Quartiersentwicklung „Allgäuer Straße West“ in Memmingen

Blick von Erschließungsanger

Blick von Erschließungsanger

Anerkennung

Preisgeld: 7.500 EUR

17A ARCHITEKTUR

Stadtplanung / Städtebau

BL9 Landschaftsarchitekten

Landschaftsarchitektur

Erläuterungstext

Städtebau
Winkelförmige Gebäude in Kombination mit einem Solitärbau, die entlang den Höhenlinien des nach Osten abfallenden Hanges gestaffelt sind, bilden private und halböffentlich zonierte „Wohnhöfe“. Zwei gemeinschaftsstiftende Plätze zonieren die Höfe. Der südlichere hiervon, zentral am Erschliessungsanger Bushaltestelle / Kita gelegen, bildet hierbei das Zentrum des neuen Wohngebietes. Die Gebäudetiefen von 14m vermitteln zwischen der kleinteiligen Wohnbebauung „Am Galgenberg“ im Westen und den großen Gewerbestrukturen im Osten und bieten die Grundfläche für mod- erne und insbesondere barrierefreie Grundrisse für kleinere Haushalte sowie Senioren. Durch den relativ starken Geländeanstieg entsteht bei den südlichen Gebäuden ein Sockelgeschoss, welches die Hauszugänge mit Tiefgarage, Fahrradräume sowie je einen zum Rodelhang orientierten Gemeinschaftsraum enthält. Das neue Quartier ist über die vorgegebene Zufahrt der Allgäuer Straße erschlossen. Der Autoverehr wird direkt in die Tiefgarageneinfahrt des südöstlichen Gebäudes geführt. Von wenigen Besucherstellplätzen abgesehen, bleibt das komplette Quartier autofrei. Die im Westen situierte Kita ist von der Dickenreiserallee anfahrbar und über den Erschliessungsanger von Osten an den ÖPNV angebunden. Ihre PKW-Stellplätze sind am Eingang situiert, ein Teil davon sind in der zusammenhängenden Tiefgarage nachgewiesen. Die Kreishandwerkerschaft, in einem eigenständigen Bau am Quartierseingang situiert, erhält ihr „Entrée“ über den zentralen Platz. In dem m4-geschossigen Gebäude können auch weitere Nutzungen untergebracht werden. Im Süden und Westen bleiben Biotop sowie Rodelhang unangetastet und bilden somit eine grüne Spange um das neue Quartier.

Bauabschnitte
Das Quartier ist unabhängig von dem nicht im städtischen Besitz befindlichen Grundstückes entwickelbar: Hierbei erhalten die beiden an der nördlichen Quartiersgrenze stehenden Gebäude jeweils eine Ein- bzw. Ausfahrt für eine Tiefgarage. Im Falle der Verfügbarkeit des Gesamtareals kann auf diese Zufahrten verzichtet werden. Das Gesamtquartier wird dann über die süd-östliche TG- Zufahrt erschlossen. Das Quartier ist somit in drei bis vier unabhängige Bauabschnitte aufteilbar.

Rettungswege
Durch die Lage der Baukörper an den höhengestaffelten Höfen sind diese hangseitig 2-3 geschossig und talseitig 4-5 geschossig. Somit sind nur ausgewählte Fassaden mit einer Feuerwehrzufahrt zu versehen, für die restlichen Fassaden sind lediglich Handleitern erforderlich.

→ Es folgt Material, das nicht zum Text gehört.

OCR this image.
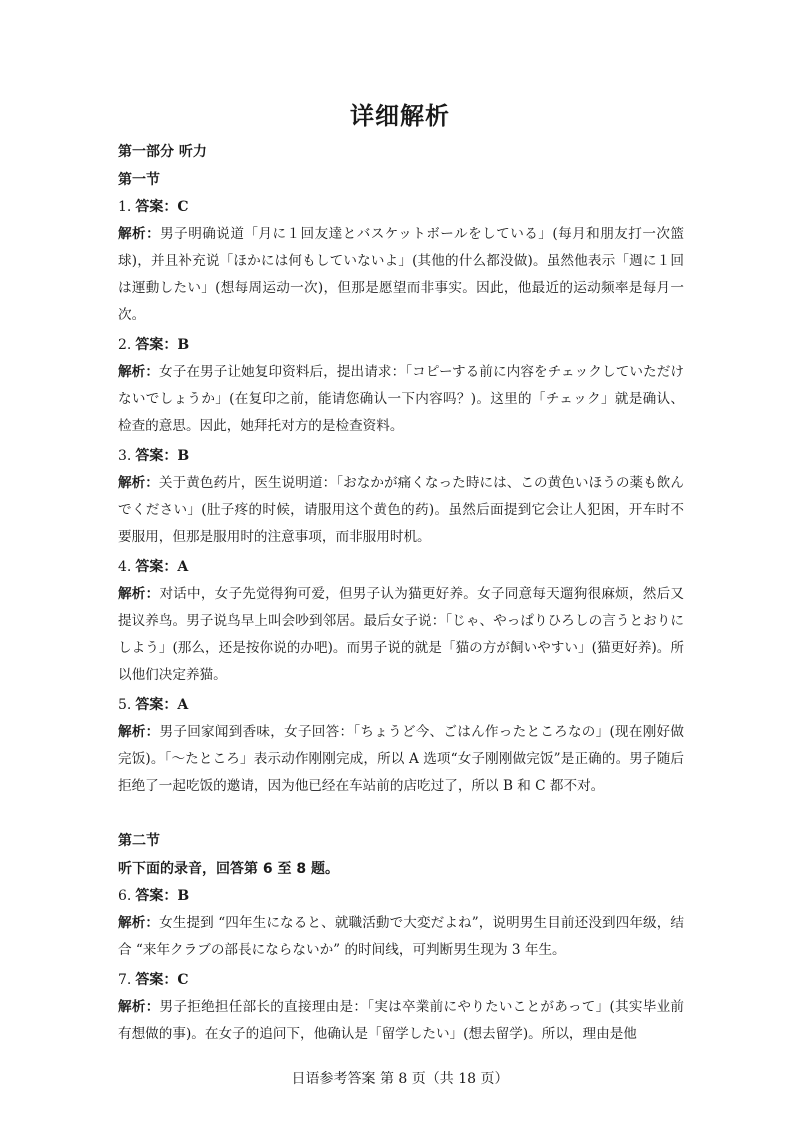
详细解析

第一部分 听力

第一节

1. 答案：C

解析：男子明确说道「月に１回友達とバスケットボールをしている」(每月和朋友打一次篮球)，并且补充说「ほかには何もしていないよ」(其他的什么都没做)。虽然他表示「週に１回は運動したい」(想每周运动一次)，但那是愿望而非事实。因此，他最近的运动频率是每月一次。

2. 答案：B

解析：女子在男子让她复印资料后，提出请求：「コピーする前に内容をチェックしていただけないでしょうか」(在复印之前，能请您确认一下内容吗？)。这里的「チェック」就是确认、检查的意思。因此，她拜托对方的是检查资料。

3. 答案：B

解析：关于黄色药片，医生说明道：「おなかが痛くなった時には、この黄色いほうの薬も飲んでください」(肚子疼的时候，请服用这个黄色的药)。虽然后面提到它会让人犯困，开车时不要服用，但那是服用时的注意事项，而非服用时机。

4. 答案：A

解析：对话中，女子先觉得狗可爱，但男子认为猫更好养。女子同意每天遛狗很麻烦，然后又提议养鸟。男子说鸟早上叫会吵到邻居。最后女子说：「じゃ、やっぱりひろしの言うとおりにしよう」(那么，还是按你说的办吧)。而男子说的就是「猫の方が飼いやすい」(猫更好养)。所以他们决定养猫。

5. 答案：A

解析：男子回家闻到香味，女子回答：「ちょうど今、ごはん作ったところなの」(现在刚好做完饭)。「～たところ」表示动作刚刚完成，所以 A 选项“女子刚刚做完饭”是正确的。男子随后拒绝了一起吃饭的邀请，因为他已经在车站前的店吃过了，所以 B 和 C 都不对。

第二节

听下面的录音，回答第 6 至 8 题。

6. 答案：B

解析：女生提到 “四年生になると、就職活動で大変だよね”，说明男生目前还没到四年级，结合 “来年クラブの部長にならないか” 的时间线，可判断男生现为 3 年生。

7. 答案：C

解析：男子拒绝担任部长的直接理由是：「実は卒業前にやりたいことがあって」(其实毕业前有想做的事)。在女子的追问下，他确认是「留学したい」(想去留学)。所以，理由是他

日语参考答案 第 8 页（共 18 页）
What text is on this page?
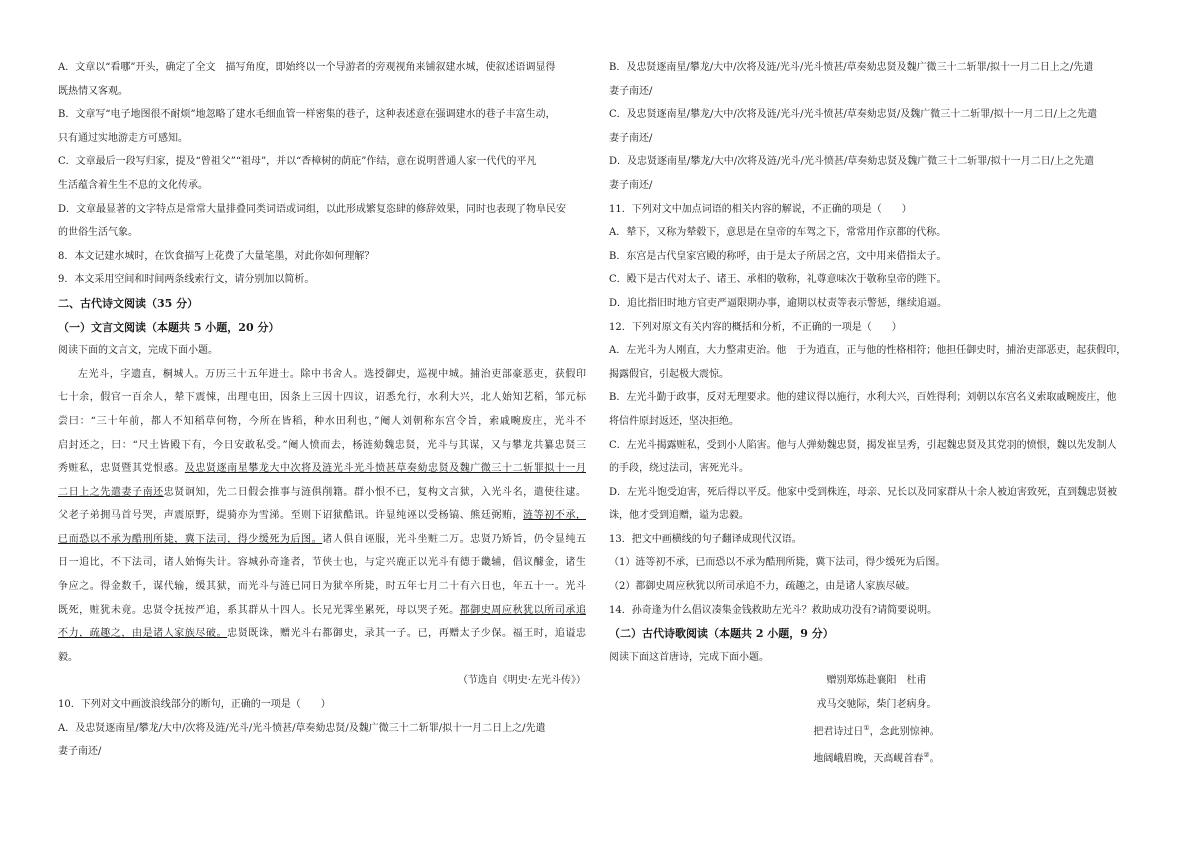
A．文章以“看哪”开头，确定了全文　描写角度，即始终以一个导游者的旁观视角来铺叙建水城，使叙述语调显得
既热情又客观。
B．文章写“电子地图很不耐烦”地忽略了建水毛细血管一样密集的巷子，这种表述意在强调建水的巷子丰富生动，
只有通过实地游走方可感知。
C．文章最后一段写归家，提及“曾祖父”“祖母”，并以“香樟树的荫庇”作结，意在说明普通人家一代代的平凡
生活蕴含着生生不息的文化传承。
D．文章最显著的文字特点是常常大量排叠同类词语或词组，以此形成繁复恣肆的修辞效果，同时也表现了物阜民安
的世俗生活气象。
8．本文记建水城时，在饮食描写上花费了大量笔墨，对此你如何理解？
9．本文采用空间和时间两条线索行文，请分别加以简析。
二、古代诗文阅读（35 分）
（一）文言文阅读（本题共 5 小题，20 分）
阅读下面的文言文，完成下面小题。
左光斗，字遗直，桐城人。万历三十五年进士。除中书舍人。选授御史，巡视中城。捕治吏部豪恶吏，获假印
七十余，假官一百余人，辇下震悚，出理屯田，因条上三因十四议，诏悉允行，水利大兴，北人始知艺稻，邹元标
尝曰：“三十年前，都人不知稻草何物，今所在皆稻，种水田利也，”阉人刘朝称东宫令旨，索戚畹废庄，光斗不
启封还之，曰：“尺土皆殿下有，今日安敢私受。”阉人愤而去，杨涟劾魏忠贤，光斗与其谋，又与攀龙共纂忠贤三
秀赃私，忠贤暨其党恨惑。及忠贤逐南星攀龙大中次将及涟光斗光斗愤甚草奏劾忠贤及魏广微三十二斩罪拟十一月
二日上之先遣妻子南还忠贤诇知，先二日假会推事与涟俱削籍。群小恨不已，复构文言狱，入光斗名，遣使往逮。
父老子弟拥马首号哭，声震原野，缇骑亦为雪涕。至则下诏狱酷讯。许显纯诬以受杨镐、熊廷弼贿，涟等初不承，
已而恐以不承为酷刑所毙，冀下法司，得少缓死为后图。诸人俱自诬服，光斗坐赃二万。忠贤乃矫旨，仍令显纯五
日一追比，不下法司，诸人始悔失计。容城孙奇逢者，节侠士也，与定兴鹿正以光斗有德于畿辅，倡议醵金，诸生
争应之。得金数千，谋代输，缓其狱，而光斗与涟已同日为狱卒所毙，时五年七月二十有六日也，年五十一。光斗
既死，赃犹未竟。忠贤令抚按严追，系其群从十四人。长兄光霁坐累死，母以哭子死。都御史周应秋犹以所司承追
不力，疏趣之，由是诸人家族尽破。忠贤既诛，赠光斗右都御史，录其一子。已，再赠太子少保。福王时，追谥忠
毅。
（节选自《明史·左光斗传》）
10．下列对文中画波浪线部分的断句，正确的一项是（　　）
A．及忠贤逐南星/攀龙/大中/次将及涟/光斗/光斗愤甚/草奏劾忠贤/及魏广微三十二斩罪/拟十一月二日上之/先遣
妻子南还/
B．及忠贤逐南星/攀龙/大中/次将及涟/光斗/光斗愤甚/草奏劾忠贤及魏广微三十二斩罪/拟十一月二日上之/先遣
妻子南还/
C．及忠贤逐南星/攀龙/大中/次将及涟/光斗/光斗愤甚/草奏劾忠贤/及魏广微三十二斩罪/拟十一月二日/上之先遣
妻子南还/
D．及忠贤逐南星/攀龙/大中/次将及涟/光斗/光斗愤甚/草奏劾忠贤及魏广微三十二斩罪/拟十一月二日/上之先遣
妻子南还/
11．下列对文中加点词语的相关内容的解说，不正确的项是（　　）
A．辇下，又称为辇毂下，意思是在皇帝的车驾之下，常常用作京都的代称。
B．东宫是古代皇家宫殿的称呼，由于是太子所居之宫，文中用来借指太子。
C．殿下是古代对太子、诸王、承相的敬称，礼尊意味次于敬称皇帝的陛下。
D．追比指旧时地方官吏严逼限期办事，逾期以杖责等表示警惩，继续追逼。
12．下列对原文有关内容的概括和分析，不正确的一项是（　　）
A．左光斗为人刚直，大力整肃吏治。他　于为逍直，正与他的性格相符；他担任御史时，捕治吏部恶吏，起获假印，
揭露假官，引起极大震惊。
B．左光斗勤于政事，反对无理要求。他的建议得以施行，水利大兴，百姓得利；刘朝以东宫名义索取戚畹废庄，他
将信件原封返还，坚决拒绝。
C．左光斗揭露赃私，受到小人陷害。他与人弹劾魏忠贤，揭发崔呈秀，引起魏忠贤及其党羽的愤恨，魏以先发制人
的手段，绕过法司，害死光斗。
D．左光斗饱受迫害，死后得以平反。他家中受到株连，母亲、兄长以及同家群从十余人被迫害致死，直到魏忠贤被
诛，他才受到追赠，谥为忠毅。
13．把文中画横线的句子翻译成现代汉语。
（1）涟等初不承，已而恐以不承为酷刑所毙，冀下法司，得少缓死为后图。
（2）都御史周应秋犹以所司承追不力，疏趣之，由是诸人家族尽破。
14．孙奇逢为什么倡议凑集金钱救助左光斗？救助成功没有?请简要说明。
（二）古代诗歌阅读（本题共 2 小题，9 分）
阅读下面这首唐诗，完成下面小题。
赠别郑炼赴襄阳　杜甫
戎马交驰际，柴门老病身。
把君诗过日①，念此别惊神。
地阔峨眉晚，天高岘首春②。
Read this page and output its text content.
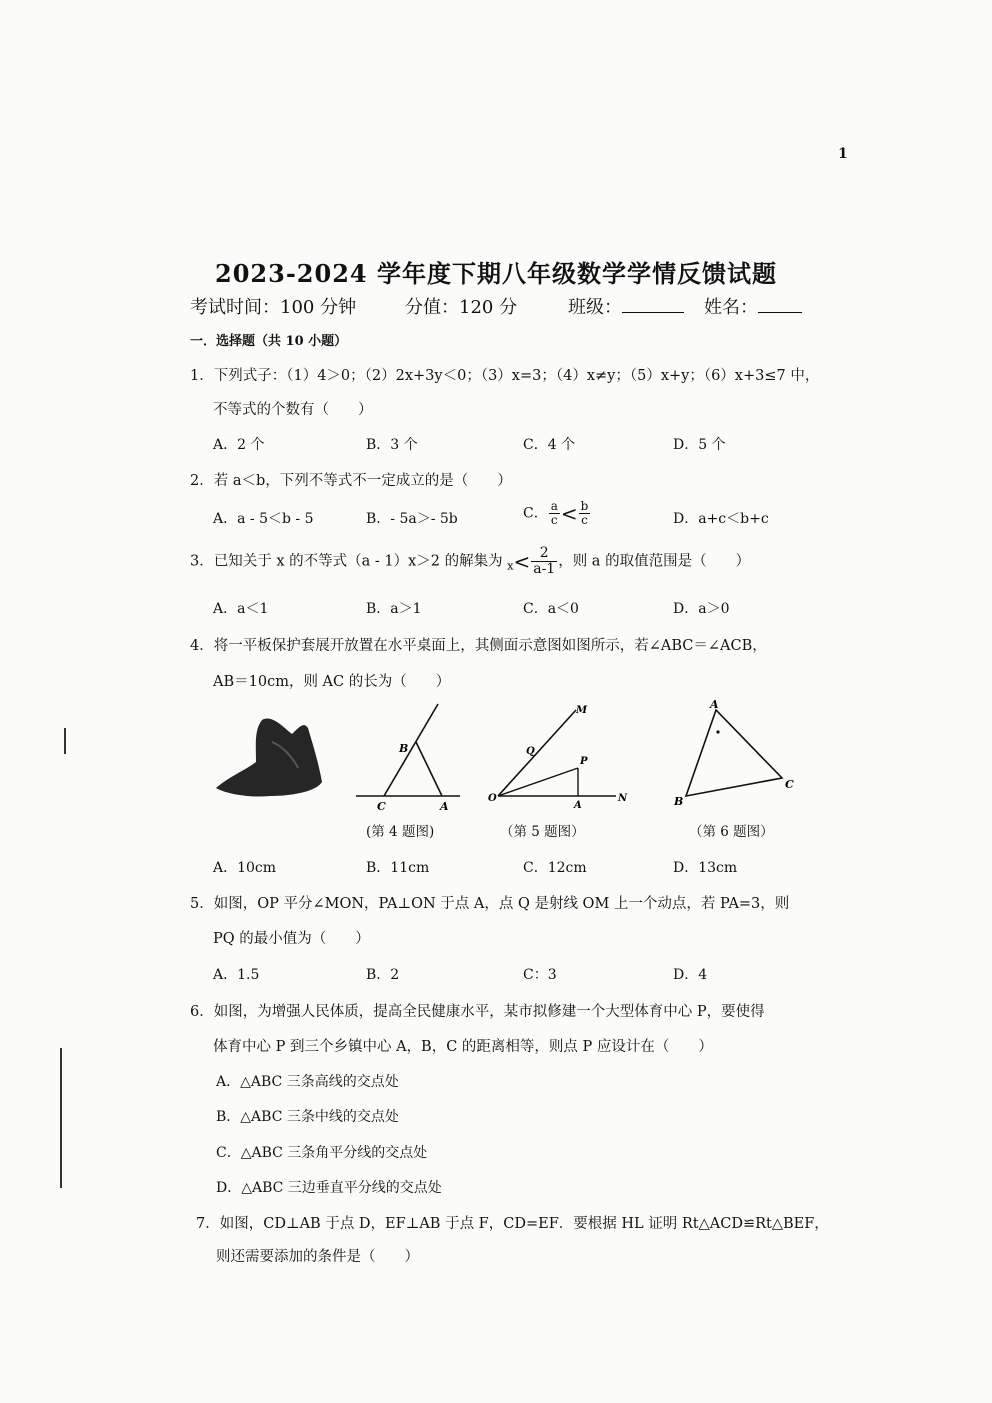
1
2023-2024 学年度下期八年级数学学情反馈试题
考试时间：100 分钟	分值：120 分	班级：	姓名：
一．选择题（共 10 小题）
1．下列式子：（1）4＞0；（2）2x+3y＜0；（3）x=3；（4）x≠y；（5）x+y；（6）x+3≤7 中，
不等式的个数有（　　）
A．2 个	B．3 个	C．4 个	D．5 个
2．若 a＜b，下列不等式不一定成立的是（　　）
A．a - 5＜b - 5	B．- 5a＞- 5b	C． $\frac{a}{c} < \frac{b}{c}$	D．a+c＜b+c
3．已知关于 x 的不等式（a - 1）x＞2 的解集为 $_x< \frac{2}{a-1}$ ，则 a 的取值范围是（　　）
A．a＜1	B．a＞1	C．a＜0	D．a＞0
4．将一平板保护套展开放置在水平桌面上，其侧面示意图如图所示，若∠ABC＝∠ACB，
AB＝10cm，则 AC 的长为（　　）
B
C	A
(第 4 题图)
M
Q
P
O
A
N
（第 5 题图）
A
B
C
（第 6 题图）
A．10cm	B．11cm	C．12cm	D．13cm
5．如图，OP 平分∠MON，PA⊥ON 于点 A，点 Q 是射线 OM 上一个动点，若 PA=3，则
PQ 的最小值为（　　）
A．1.5	B．2	C：3	D．4
6．如图，为增强人民体质，提高全民健康水平，某市拟修建一个大型体育中心 P，要使得
体育中心 P 到三个乡镇中心 A，B，C 的距离相等，则点 P 应设计在（　　）
A．△ABC 三条高线的交点处
B．△ABC 三条中线的交点处
C．△ABC 三条角平分线的交点处
D．△ABC 三边垂直平分线的交点处
7．如图，CD⊥AB 于点 D，EF⊥AB 于点 F，CD=EF．要根据 HL 证明 Rt△ACD≌Rt△BEF，
则还需要添加的条件是（　　）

Wohnungsschlüssel und Flächen
Mit den drei Gebäudetypen Winkel, Winkelverlängerung und Punkthaus ist durch wenige, gleichförmige Plattformen der gewünschte Wohnungsmix aus 2- bis 4-Zimmerwohnungen umgesetzt. Ein Anteil von 1/3 geförderten und 2/3 freifinanzierten Wohnungen ist erreicht. Das städtebauliche Konzept sieht auf dem städtischen Grundstück 18.046qm BGF mit 162 Wohnungen vor, auf dem nicht städtischen Grundstück werden 2.772qm BGF mit 29 Wohnungen erreicht. Die Kita hat eine BGF von 1.154qm, die Kreishandwerkerschaft eine BGF von 1.386qm. Das Heizkraftwerk ist als wohltuend baumüberstandener, unterirdischer Baukörper mit 500 qm BGF mit Einbring- und Einstiegsöffnung direkt am Erschließungsanger angeordnet. Somit werden in dem Quartier insgesamt 23.358qm BGF realisiert. 23.458qm GF oberirdisch zur Grundstücksfläche von 18.282qm führt zu einer GFZ von 1,28 und somit zu einer angemessenen Quartiersdichte.

Schallschutz
Die nach Osten gelegenen Wohnungen werden über Schallschutzloggien und Schallschutzfenster vor Verkehrslärm geschützt. Um so weiter die Wohnungen von der Lärmquelle entfernt liegen, sind diese Maßnahmen reduziert bzw. entfallen.

Freiraumkonzept
Das neue Quartier soll für alle zukünftigen Bewohner gleichermaßen einen Ort der Kommunikation als auch einen Ort des privaten Rückzugs darstellen. Um dies zu erreichen, wurden zwei sich ergänzende Freiraumtypen in dem Entwurf entwickelt: Zwei großzügige, öffentliche Plätze, die durch schattenspendende Baumdächer sowie Sitzmöglichkeiten eine hohe Aufenthaltsqualität bieten. Sie funktionieren als Treffpunkte innerhalb des Quartiers und schaffen eine offene Durchwegung durch das Wohngebiet. Als Ergänzung hierzu stehen die privaten Innenhöfe mit halb-öffentlichem Charakter. Hier liegen die Eingänge zu den Gebäuden, die privaten Erdgeschoss-Terrassen sowie Spielflächen und Sitzmöglichkeiten für die angrenzend wohnenden Kinder. Diese „grünen Höfe“, die gegen das ansteigende Gelände mit Mauern abgegrenzt sind, stehen im Gleichgewicht mit den öffentlichen Plätzen. Die umgebende Landschaft fließt um die Wohninseln herum und - mit einem lockeren Netz aus Obstbäumen - bindet sie das neue Quartier in die bestehende Landschaft ein.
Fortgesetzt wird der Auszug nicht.